Elizabeth Rega spoke about paleopathology, with an emphasis on her work on
'Sue'. She was quick to point out the difficulty in actually assigning
diagnosis to paleopathologies. She also commented that most diseased
individuals seen were likely relatively healthy; frail individuals would not
heal and would die, and especially healthy animals would not be ill in the
first place. The irony, then, is that frail animals and hyperrobust animals
look the same as fossils. Despite the public press, 'Sue' was probably
pretty healthy (at least healthy enough to heal the broken bones and
erosions). The holes in the skull are likely NOT bite marks; they are
consistent with erosions from fungal parasites common as natural flora of
the mouth (and which cause similar cavities in extant animals).

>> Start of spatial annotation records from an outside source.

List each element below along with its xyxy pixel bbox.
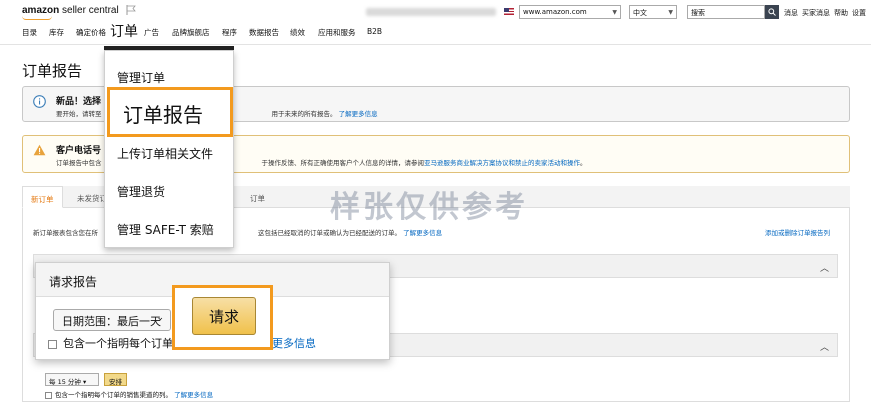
- blurred-account-name: [366, 8, 496, 16]
- tab-new-orders[interactable]: 新订单: [22, 186, 63, 208]
- warning-icon: [33, 144, 46, 156]
- menu-item-manage-returns[interactable]: 管理退货: [117, 183, 165, 200]
- nav-item-catalog[interactable]: 目录: [22, 27, 37, 38]
- page-title: 订单报告: [22, 62, 83, 80]
- info-icon: [33, 95, 46, 108]
- nav-item-advertising[interactable]: 广告: [144, 27, 159, 38]
- orders-dropdown-menu: 管理订单 订单报告 上传订单相关文件 管理退货 管理 SAFE-T 索赔: [104, 50, 234, 248]
- flag-icon[interactable]: [126, 5, 136, 15]
- warning-alert-title: 客户电话号: [56, 146, 102, 156]
- more-info-link[interactable]: 更多信息: [272, 335, 316, 351]
- search-button[interactable]: [765, 5, 779, 19]
- nav-item-brand-stores[interactable]: 品牌旗舰店: [172, 27, 210, 38]
- nav-item-apps-services[interactable]: 应用和服务: [318, 27, 356, 38]
- learn-more-link[interactable]: 了解更多信息: [403, 229, 442, 237]
- nav-divider: [0, 44, 871, 45]
- language-select[interactable]: 中文 ▼: [629, 5, 677, 19]
- chevron-up-icon[interactable]: ︿: [820, 261, 829, 274]
- search-input[interactable]: 搜索: [687, 5, 765, 19]
- schedule-sales-channel-checkbox[interactable]: 包含一个指明每个订单的销售渠道的列。 了解更多信息: [45, 389, 213, 399]
- policy-link[interactable]: 亚马逊服务商业解决方案协议和禁止的卖家活动和操作: [424, 159, 580, 167]
- chevron-down-icon: ▼: [612, 9, 617, 16]
- order-reports-highlight: [107, 87, 233, 137]
- watermark: 样张仅供参考: [330, 190, 528, 225]
- nav-item-programs[interactable]: 程序: [222, 27, 237, 38]
- nav-item-performance[interactable]: 绩效: [290, 27, 305, 38]
- tab-description: 新订单报表包含您在所 这包括已经取消的订单或确认为已经配送的订单。 了解更多信息: [33, 229, 443, 237]
- us-flag-icon: [504, 8, 514, 15]
- menu-item-upload-order-files[interactable]: 上传订单相关文件: [117, 145, 213, 162]
- info-alert-title: 新品！选择: [56, 97, 102, 107]
- date-range-select[interactable]: 日期范围：最后一天 ⌄: [53, 309, 171, 331]
- schedule-button[interactable]: 安排: [104, 373, 127, 386]
- top-links: 消息 买家消息 帮助 设置: [784, 8, 870, 18]
- menu-item-manage-safe-t-claims[interactable]: 管理 SAFE-T 索赔: [117, 221, 214, 238]
- nav-item-reports[interactable]: 数据报告: [249, 27, 279, 38]
- search-icon: [768, 8, 776, 16]
- amazon-seller-central-logo[interactable]: amazon seller central: [22, 5, 119, 20]
- buyer-messages-link[interactable]: 买家消息: [802, 9, 830, 17]
- nav-item-orders[interactable]: 订单: [107, 21, 141, 41]
- messages-link[interactable]: 消息: [784, 9, 798, 17]
- info-learn-more-link[interactable]: 了解更多信息: [339, 110, 378, 118]
- tab-orders[interactable]: 订单: [242, 186, 273, 208]
- menu-item-manage-orders[interactable]: 管理订单: [117, 69, 165, 86]
- help-link[interactable]: 帮助: [834, 9, 848, 17]
- main-nav: 目录 库存 确定价格 订单 广告 品牌旗舰店 程序 数据报告 绩效 应用和服务 …: [0, 21, 871, 41]
- nav-item-b2b[interactable]: B2B: [367, 27, 382, 36]
- chevron-up-icon[interactable]: ︿: [820, 340, 829, 353]
- request-button[interactable]: 请求: [192, 297, 256, 335]
- chevron-down-icon: ▼: [668, 9, 673, 16]
- checkbox[interactable]: [45, 391, 52, 399]
- nav-item-pricing[interactable]: 确定价格: [76, 27, 106, 38]
- schedule-interval-select[interactable]: 每 15 分钟 ▾: [45, 373, 99, 386]
- settings-link[interactable]: 设置: [852, 9, 866, 17]
- sales-channel-checkbox[interactable]: 包含一个指明每个订单的: [48, 335, 184, 351]
- add-remove-columns-link[interactable]: 添加或删除订单报告列: [765, 227, 830, 237]
- schedule-learn-more-link[interactable]: 了解更多信息: [174, 391, 213, 399]
- nav-item-inventory[interactable]: 库存: [49, 27, 64, 38]
- marketplace-select[interactable]: www.amazon.com ▼: [519, 5, 621, 19]
- top-bar: amazon seller central www.amazon.com ▼ 中文…: [0, 0, 871, 22]
- checkbox[interactable]: [48, 339, 57, 349]
- chevron-down-icon: ⌄: [156, 313, 164, 323]
- card-title: 请求报告: [49, 275, 98, 289]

Paul Barrett closed the day with a talk on dinosaur feeding and diet.
Unfortunately, I also was absent for this talk, as I had to leave just
before to make it back to Charlottesville.
On 12/16/03 8:20 AM, "Ken Carpenter" <Kcarpenter@dmns.org> wrote:
> I am surprise that no one has reported on the dino symposium at the
> Smithsonian. Didn't any one go? I heard turn out was very low, like maybe
> 30-40 people, including the speakers. If true, it definitely sounds like their
> PR department did a poor job getting the word out.